Close To Home: A Melanated Opinion On Racism


Micheal Johnson holds a sign in a peaceful protest down Main Street (photo credits to Christine Johnson).

Myles Johnson, Social Media Editor

What does it mean to be black? Is it simply a higher percentage of melanin present in one’s skin? Is it a culture, a statement, or a riot? Furthermore, what place do biracial people have in that?

I, Myles Johnson, am biracial. I have a white mother and a black father. So what do I click when I come across the drop-down menus on surveys that ask for my ethnicity?

Living in Gardner, Kansas as a person of color, no matter what culture I belong to, I am not viewed as caucasian. Besides having a brown sugar-ish complexion, my hair is my definingly “black” feature. Even black people used to ask me if my afro was real. And I used to think it was funny, but now I see how problematic that question can be.

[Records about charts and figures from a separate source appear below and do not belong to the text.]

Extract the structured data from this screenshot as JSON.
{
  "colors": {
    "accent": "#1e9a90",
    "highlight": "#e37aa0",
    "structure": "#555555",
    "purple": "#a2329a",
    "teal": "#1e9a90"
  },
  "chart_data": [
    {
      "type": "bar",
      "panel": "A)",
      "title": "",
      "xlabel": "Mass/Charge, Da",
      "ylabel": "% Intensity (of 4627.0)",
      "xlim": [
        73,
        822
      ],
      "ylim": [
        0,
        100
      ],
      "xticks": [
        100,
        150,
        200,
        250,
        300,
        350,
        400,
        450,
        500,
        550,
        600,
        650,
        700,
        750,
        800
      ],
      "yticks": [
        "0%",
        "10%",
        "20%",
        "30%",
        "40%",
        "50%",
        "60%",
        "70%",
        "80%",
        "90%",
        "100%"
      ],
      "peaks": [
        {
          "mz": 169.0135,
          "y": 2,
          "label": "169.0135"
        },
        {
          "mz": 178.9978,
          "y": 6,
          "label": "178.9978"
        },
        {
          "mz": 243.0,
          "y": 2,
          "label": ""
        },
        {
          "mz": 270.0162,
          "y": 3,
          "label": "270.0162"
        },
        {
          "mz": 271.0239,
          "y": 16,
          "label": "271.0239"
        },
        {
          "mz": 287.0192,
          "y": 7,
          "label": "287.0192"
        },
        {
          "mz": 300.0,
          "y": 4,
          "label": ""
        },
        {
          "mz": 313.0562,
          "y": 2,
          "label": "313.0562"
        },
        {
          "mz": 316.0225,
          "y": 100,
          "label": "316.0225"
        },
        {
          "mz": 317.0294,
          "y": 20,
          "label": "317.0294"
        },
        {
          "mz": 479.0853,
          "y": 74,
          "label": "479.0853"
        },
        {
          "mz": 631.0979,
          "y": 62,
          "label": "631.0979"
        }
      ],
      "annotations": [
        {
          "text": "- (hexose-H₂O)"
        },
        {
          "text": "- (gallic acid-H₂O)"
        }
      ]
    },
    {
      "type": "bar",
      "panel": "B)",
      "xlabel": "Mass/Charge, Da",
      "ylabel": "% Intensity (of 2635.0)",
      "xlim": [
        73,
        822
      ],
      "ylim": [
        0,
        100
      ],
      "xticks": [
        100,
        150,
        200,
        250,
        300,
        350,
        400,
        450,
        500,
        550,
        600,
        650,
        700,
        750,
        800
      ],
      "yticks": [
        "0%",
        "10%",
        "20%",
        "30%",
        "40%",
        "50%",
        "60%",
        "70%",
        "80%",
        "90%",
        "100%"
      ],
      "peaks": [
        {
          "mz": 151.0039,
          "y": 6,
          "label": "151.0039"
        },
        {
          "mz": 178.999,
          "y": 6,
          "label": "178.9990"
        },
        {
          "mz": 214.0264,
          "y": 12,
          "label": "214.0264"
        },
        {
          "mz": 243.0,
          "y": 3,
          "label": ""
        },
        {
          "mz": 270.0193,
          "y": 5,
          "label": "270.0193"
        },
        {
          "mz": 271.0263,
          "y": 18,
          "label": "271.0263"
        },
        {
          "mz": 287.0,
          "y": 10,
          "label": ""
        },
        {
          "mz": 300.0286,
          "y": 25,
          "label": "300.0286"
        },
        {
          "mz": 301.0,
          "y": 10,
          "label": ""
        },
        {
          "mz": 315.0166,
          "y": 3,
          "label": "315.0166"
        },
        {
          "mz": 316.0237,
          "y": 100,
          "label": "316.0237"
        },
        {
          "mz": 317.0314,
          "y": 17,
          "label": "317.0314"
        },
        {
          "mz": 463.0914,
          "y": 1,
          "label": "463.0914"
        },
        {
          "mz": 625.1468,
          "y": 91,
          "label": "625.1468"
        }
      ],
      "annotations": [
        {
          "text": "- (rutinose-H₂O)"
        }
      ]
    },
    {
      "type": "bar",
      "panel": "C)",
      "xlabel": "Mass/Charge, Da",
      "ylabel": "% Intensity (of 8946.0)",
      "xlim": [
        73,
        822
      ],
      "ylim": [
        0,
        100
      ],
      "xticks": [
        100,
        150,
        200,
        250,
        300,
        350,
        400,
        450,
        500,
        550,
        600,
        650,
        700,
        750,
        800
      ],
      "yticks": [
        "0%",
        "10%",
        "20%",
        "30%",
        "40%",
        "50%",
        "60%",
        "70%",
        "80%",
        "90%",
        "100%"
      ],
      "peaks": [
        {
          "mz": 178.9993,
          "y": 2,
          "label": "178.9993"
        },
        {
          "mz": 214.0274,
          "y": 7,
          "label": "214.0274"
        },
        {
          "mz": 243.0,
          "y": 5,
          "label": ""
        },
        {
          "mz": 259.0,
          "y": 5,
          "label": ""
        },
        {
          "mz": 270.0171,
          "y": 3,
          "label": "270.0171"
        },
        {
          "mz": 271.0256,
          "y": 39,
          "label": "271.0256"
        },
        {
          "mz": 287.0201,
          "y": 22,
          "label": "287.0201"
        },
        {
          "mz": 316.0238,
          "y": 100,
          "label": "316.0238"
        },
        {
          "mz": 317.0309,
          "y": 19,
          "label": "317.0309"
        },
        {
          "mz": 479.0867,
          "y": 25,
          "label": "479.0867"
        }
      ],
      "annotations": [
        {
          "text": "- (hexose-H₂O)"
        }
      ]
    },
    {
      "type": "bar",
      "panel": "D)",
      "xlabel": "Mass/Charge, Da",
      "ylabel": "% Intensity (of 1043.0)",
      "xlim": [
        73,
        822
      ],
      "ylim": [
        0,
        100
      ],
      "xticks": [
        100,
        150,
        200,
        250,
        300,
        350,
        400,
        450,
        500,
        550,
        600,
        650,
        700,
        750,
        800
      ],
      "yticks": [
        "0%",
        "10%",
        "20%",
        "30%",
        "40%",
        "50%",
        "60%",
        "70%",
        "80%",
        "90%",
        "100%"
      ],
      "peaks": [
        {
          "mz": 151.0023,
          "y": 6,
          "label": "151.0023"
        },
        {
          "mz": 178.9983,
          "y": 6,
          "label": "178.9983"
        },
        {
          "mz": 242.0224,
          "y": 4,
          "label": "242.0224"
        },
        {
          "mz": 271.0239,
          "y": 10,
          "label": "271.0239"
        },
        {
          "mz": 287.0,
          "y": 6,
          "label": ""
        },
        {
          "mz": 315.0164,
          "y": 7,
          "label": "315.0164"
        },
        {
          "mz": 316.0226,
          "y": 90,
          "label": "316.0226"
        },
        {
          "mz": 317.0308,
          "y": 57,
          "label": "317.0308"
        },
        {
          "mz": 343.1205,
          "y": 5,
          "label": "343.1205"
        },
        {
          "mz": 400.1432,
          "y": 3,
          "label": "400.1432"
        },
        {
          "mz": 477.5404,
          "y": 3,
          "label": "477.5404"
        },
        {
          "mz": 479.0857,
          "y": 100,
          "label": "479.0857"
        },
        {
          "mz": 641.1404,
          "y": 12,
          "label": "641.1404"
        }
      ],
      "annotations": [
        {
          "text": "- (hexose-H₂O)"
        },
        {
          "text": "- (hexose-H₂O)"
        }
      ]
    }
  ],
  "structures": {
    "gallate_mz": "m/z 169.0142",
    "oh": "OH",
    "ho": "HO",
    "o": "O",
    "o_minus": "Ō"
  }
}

Here’s the deal: I have been told I am so white I can only celebrate half of Black History Month and I am so black I don’t show in dark pictures. My white friends think it is funny when comparing their so-called “tan” to my pale, winter tone and my black coworkers tease me about my “colonizing heritage”. 

Since I was a kid, it has been a cold hard fact that my mother, the typical “hair stylist” in a nuclear family, did not have a clue as to how to deal with her oldest child’s thick ‘fro. It didn’t help that my father had been shaving his head for years. 

My curls are between the “4A” and “4B” hair types. This means I have extremely porous hair with enough volume that every black hairstylist I’ve ever consulted with had the same reaction, “Wow, you have so much hair!”

I struggled with a lot of internalized racial bias in my youth because no one had hair like me. The number of black kids my age at my middle school was so little I could name them all off the top of my head. 

For the longest time, I hated my hair and how my mother attempted to style it. By the time I turned twelve, she was so sick of the complaints she told me to do it myself. After about a thousand YouTube videos and various research, I kind of figured it out. 

Thank God, my mother did not give in to the relaxer.

When I finally made it to the slightly wider world of high school, all of the black kids knew each other. They all had stunning skin in shades darker than mine, and they all looked right through me. The in-between was suffocating. 

A part of me loves Black History Month, and another part hates that we need it. An even bigger conflict is all of the jokes we make in its name; the jokes about being black in general. 

I hear “hate crime” in teasing jabs and “be careful” in a smile as two people of color part ways. Black people at this school are an even smaller minority than the average high school, which infuses those words with a deeper meaning. I try to keep my attitude toward this stuff light, but black people continuously get hurt when the world gives us a false sense of security. And we’re assumed to be barbaric.

The news likes to discuss the “glass ceiling” when it comes to income and people being sent home from work due to their hairstyle, but racism is not that obvious in our everyday lives. The “if you get pulled over” or “going out at night” talks are common discussions in my household. If you walk down the street here, you do not witness police brutality but you have learned to fear the police all the same. It is a silent protest to exist in this little town in the midwest.

What I guess I am trying to say in the spaces between my words is that being biracial is not a silencing label in a conversation about race. And conversations about race need to happen more often.

I truly wonder when race will stop being a foundation for bias. It should be grounds for celebration and a platform for discussion, and that’s about as far as society needs to move. 

Let us, the people (all the people) have representation and respect. That’s it.